I don't think this is just an issue with old machines, it's a general issue with large spreadsheets with more than a couple thousand rows. I've got a modern Dell 2x Core Duo running 64 bit Ubuntu with 4 gigs of RAM and the slowdown is very significant. I can certainly add debug statements somewhere if you need more information.
Created attachment 89970 [details] [review] Hackishj patch This patch seems to solve the issue. It is not production quality though: some of the calculation needs to be virtualized into the SheetControl class.

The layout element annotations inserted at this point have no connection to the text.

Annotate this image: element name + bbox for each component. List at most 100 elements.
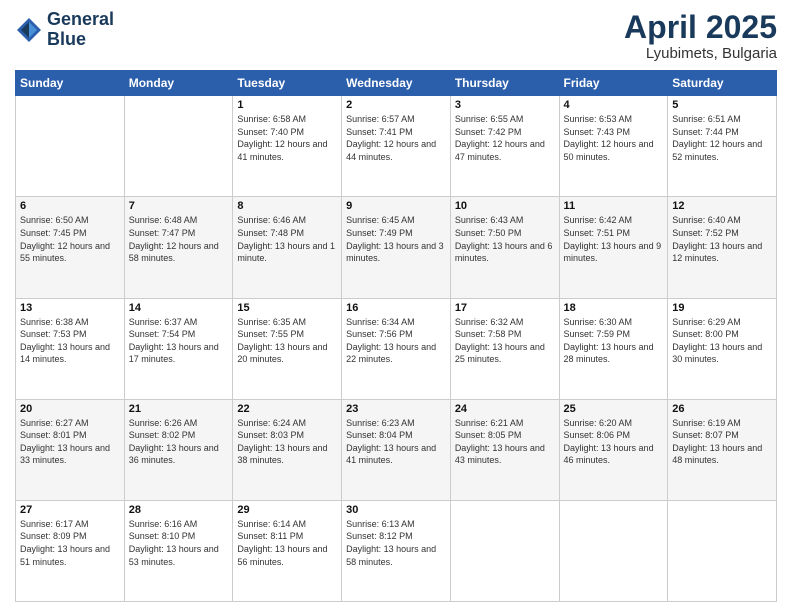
day-info: Sunrise: 6:53 AM Sunset: 7:43 PM Dayligh… xyxy=(564,113,664,163)
day-number: 17 xyxy=(455,302,555,314)
calendar-cell: 20 Sunrise: 6:27 AM Sunset: 8:01 PM Dayli… xyxy=(16,399,125,500)
day-info: Sunrise: 6:38 AM Sunset: 7:53 PM Dayligh… xyxy=(20,316,120,366)
day-info: Sunrise: 6:35 AM Sunset: 7:55 PM Dayligh… xyxy=(237,316,337,366)
calendar-week-row: 27 Sunrise: 6:17 AM Sunset: 8:09 PM Dayli… xyxy=(16,500,777,601)
day-number: 24 xyxy=(455,403,555,415)
calendar-cell: 1Sunrise: 6:58 AM Sunset: 7:40 PM Daylig… xyxy=(233,96,342,197)
calendar-cell: 29Sunrise: 6:14 AM Sunset: 8:11 PM Dayli… xyxy=(233,500,342,601)
calendar-cell xyxy=(668,500,777,601)
subtitle: Lyubimets, Bulgaria xyxy=(624,45,777,62)
calendar-cell xyxy=(16,96,125,197)
title-area: April 2025 Lyubimets, Bulgaria xyxy=(624,10,777,62)
calendar-cell: 5 Sunrise: 6:51 AM Sunset: 7:44 PM Daylig… xyxy=(668,96,777,197)
logo-icon xyxy=(15,16,43,44)
day-info: Sunrise: 6:30 AM Sunset: 7:59 PM Dayligh… xyxy=(564,316,664,366)
day-number: 7 xyxy=(129,200,229,212)
logo-line1: General xyxy=(47,10,114,30)
calendar-cell: 13 Sunrise: 6:38 AM Sunset: 7:53 PM Dayli… xyxy=(16,298,125,399)
calendar-cell: 6Sunrise: 6:50 AM Sunset: 7:45 PM Daylig… xyxy=(16,197,125,298)
day-number: 3 xyxy=(455,99,555,111)
day-info: Sunrise: 6:57 AM Sunset: 7:41 PM Dayligh… xyxy=(346,113,446,163)
day-info: Sunrise: 6:34 AM Sunset: 7:56 PM Dayligh… xyxy=(346,316,446,366)
day-info: Sunrise: 6:32 AM Sunset: 7:58 PM Dayligh… xyxy=(455,316,555,366)
day-info: Sunrise: 6:55 AM Sunset: 7:42 PM Dayligh… xyxy=(455,113,555,163)
calendar-cell xyxy=(559,500,668,601)
calendar-cell: 3 Sunrise: 6:55 AM Sunset: 7:42 PM Daylig… xyxy=(450,96,559,197)
day-info: Sunrise: 6:43 AM Sunset: 7:50 PM Dayligh… xyxy=(455,214,555,264)
col-header-monday: Monday xyxy=(124,71,233,96)
day-number: 9 xyxy=(346,200,446,212)
calendar-cell xyxy=(450,500,559,601)
calendar-cell: 7 Sunrise: 6:48 AM Sunset: 7:47 PM Daylig… xyxy=(124,197,233,298)
day-number: 4 xyxy=(564,99,664,111)
header: General Blue April 2025 Lyubimets, Bulga… xyxy=(15,10,777,62)
col-header-thursday: Thursday xyxy=(450,71,559,96)
day-info: Sunrise: 6:19 AM Sunset: 8:07 PM Dayligh… xyxy=(672,417,772,467)
day-info: Sunrise: 6:21 AM Sunset: 8:05 PM Dayligh… xyxy=(455,417,555,467)
day-info: Sunrise: 6:16 AM Sunset: 8:10 PM Dayligh… xyxy=(129,518,229,568)
day-info: Sunrise: 6:48 AM Sunset: 7:47 PM Dayligh… xyxy=(129,214,229,264)
day-number: 14 xyxy=(129,302,229,314)
day-info: Sunrise: 6:27 AM Sunset: 8:01 PM Dayligh… xyxy=(20,417,120,467)
day-number: 16 xyxy=(346,302,446,314)
calendar-cell: 26 Sunrise: 6:19 AM Sunset: 8:07 PM Dayli… xyxy=(668,399,777,500)
calendar-cell xyxy=(124,96,233,197)
day-number: 28 xyxy=(129,504,229,516)
logo-text: General Blue xyxy=(47,10,114,50)
col-header-saturday: Saturday xyxy=(668,71,777,96)
day-info: Sunrise: 6:26 AM Sunset: 8:02 PM Dayligh… xyxy=(129,417,229,467)
calendar-cell: 24 Sunrise: 6:21 AM Sunset: 8:05 PM Dayli… xyxy=(450,399,559,500)
logo: General Blue xyxy=(15,10,114,50)
day-info: Sunrise: 6:17 AM Sunset: 8:09 PM Dayligh… xyxy=(20,518,120,568)
logo-line2: Blue xyxy=(47,30,114,50)
calendar-cell: 27 Sunrise: 6:17 AM Sunset: 8:09 PM Dayli… xyxy=(16,500,125,601)
calendar-week-row: 6Sunrise: 6:50 AM Sunset: 7:45 PM Daylig… xyxy=(16,197,777,298)
day-number: 12 xyxy=(672,200,772,212)
day-number: 22 xyxy=(237,403,337,415)
calendar-cell: 22 Sunrise: 6:24 AM Sunset: 8:03 PM Dayli… xyxy=(233,399,342,500)
day-number: 27 xyxy=(20,504,120,516)
day-info: Sunrise: 6:37 AM Sunset: 7:54 PM Dayligh… xyxy=(129,316,229,366)
page: General Blue April 2025 Lyubimets, Bulga… xyxy=(0,0,792,612)
calendar-cell: 21 Sunrise: 6:26 AM Sunset: 8:02 PM Dayli… xyxy=(124,399,233,500)
day-info: Sunrise: 6:51 AM Sunset: 7:44 PM Dayligh… xyxy=(672,113,772,163)
calendar-week-row: 1Sunrise: 6:58 AM Sunset: 7:40 PM Daylig… xyxy=(16,96,777,197)
calendar-cell: 8Sunrise: 6:46 AM Sunset: 7:48 PM Daylig… xyxy=(233,197,342,298)
calendar-cell: 23Sunrise: 6:23 AM Sunset: 8:04 PM Dayli… xyxy=(342,399,451,500)
day-info: Sunrise: 6:29 AM Sunset: 8:00 PM Dayligh… xyxy=(672,316,772,366)
day-number: 19 xyxy=(672,302,772,314)
calendar-table: SundayMondayTuesdayWednesdayThursdayFrid… xyxy=(15,70,777,602)
day-number: 13 xyxy=(20,302,120,314)
day-info: Sunrise: 6:50 AM Sunset: 7:45 PM Dayligh… xyxy=(20,214,120,264)
calendar-cell: 16 Sunrise: 6:34 AM Sunset: 7:56 PM Dayli… xyxy=(342,298,451,399)
col-header-sunday: Sunday xyxy=(16,71,125,96)
day-number: 20 xyxy=(20,403,120,415)
day-number: 30 xyxy=(346,504,446,516)
calendar-cell: 19 Sunrise: 6:29 AM Sunset: 8:00 PM Dayli… xyxy=(668,298,777,399)
col-header-friday: Friday xyxy=(559,71,668,96)
day-number: 11 xyxy=(564,200,664,212)
day-info: Sunrise: 6:40 AM Sunset: 7:52 PM Dayligh… xyxy=(672,214,772,264)
calendar-week-row: 20 Sunrise: 6:27 AM Sunset: 8:01 PM Dayli… xyxy=(16,399,777,500)
col-header-tuesday: Tuesday xyxy=(233,71,342,96)
calendar-cell: 10 Sunrise: 6:43 AM Sunset: 7:50 PM Dayli… xyxy=(450,197,559,298)
day-number: 29 xyxy=(237,504,337,516)
day-info: Sunrise: 6:42 AM Sunset: 7:51 PM Dayligh… xyxy=(564,214,664,264)
calendar-cell: 2Sunrise: 6:57 AM Sunset: 7:41 PM Daylig… xyxy=(342,96,451,197)
col-header-wednesday: Wednesday xyxy=(342,71,451,96)
calendar-cell: 12 Sunrise: 6:40 AM Sunset: 7:52 PM Dayli… xyxy=(668,197,777,298)
calendar-cell: 15Sunrise: 6:35 AM Sunset: 7:55 PM Dayli… xyxy=(233,298,342,399)
day-info: Sunrise: 6:13 AM Sunset: 8:12 PM Dayligh… xyxy=(346,518,446,568)
day-number: 25 xyxy=(564,403,664,415)
day-info: Sunrise: 6:23 AM Sunset: 8:04 PM Dayligh… xyxy=(346,417,446,467)
day-number: 5 xyxy=(672,99,772,111)
day-info: Sunrise: 6:24 AM Sunset: 8:03 PM Dayligh… xyxy=(237,417,337,467)
day-number: 26 xyxy=(672,403,772,415)
day-number: 10 xyxy=(455,200,555,212)
day-number: 21 xyxy=(129,403,229,415)
day-info: Sunrise: 6:58 AM Sunset: 7:40 PM Dayligh… xyxy=(237,113,337,163)
calendar-cell: 18Sunrise: 6:30 AM Sunset: 7:59 PM Dayli… xyxy=(559,298,668,399)
calendar-cell: 11 Sunrise: 6:42 AM Sunset: 7:51 PM Dayli… xyxy=(559,197,668,298)
day-number: 8 xyxy=(237,200,337,212)
main-title: April 2025 xyxy=(624,10,777,45)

Andreas: I believe we render whole rows only due to spanning.
Morten's patch resolves my speed issue, it is almost instantaneous now, even with 100k rows. Thanks a ton!
This problem has been fixed in the development version. The fix will be available in the next major software release. Thank you for your bug report. Note: anyone who runs a clipboard daemon which requests the rendered region from Gnumeric every time you select a new area is not going to see the benefits of any such patch.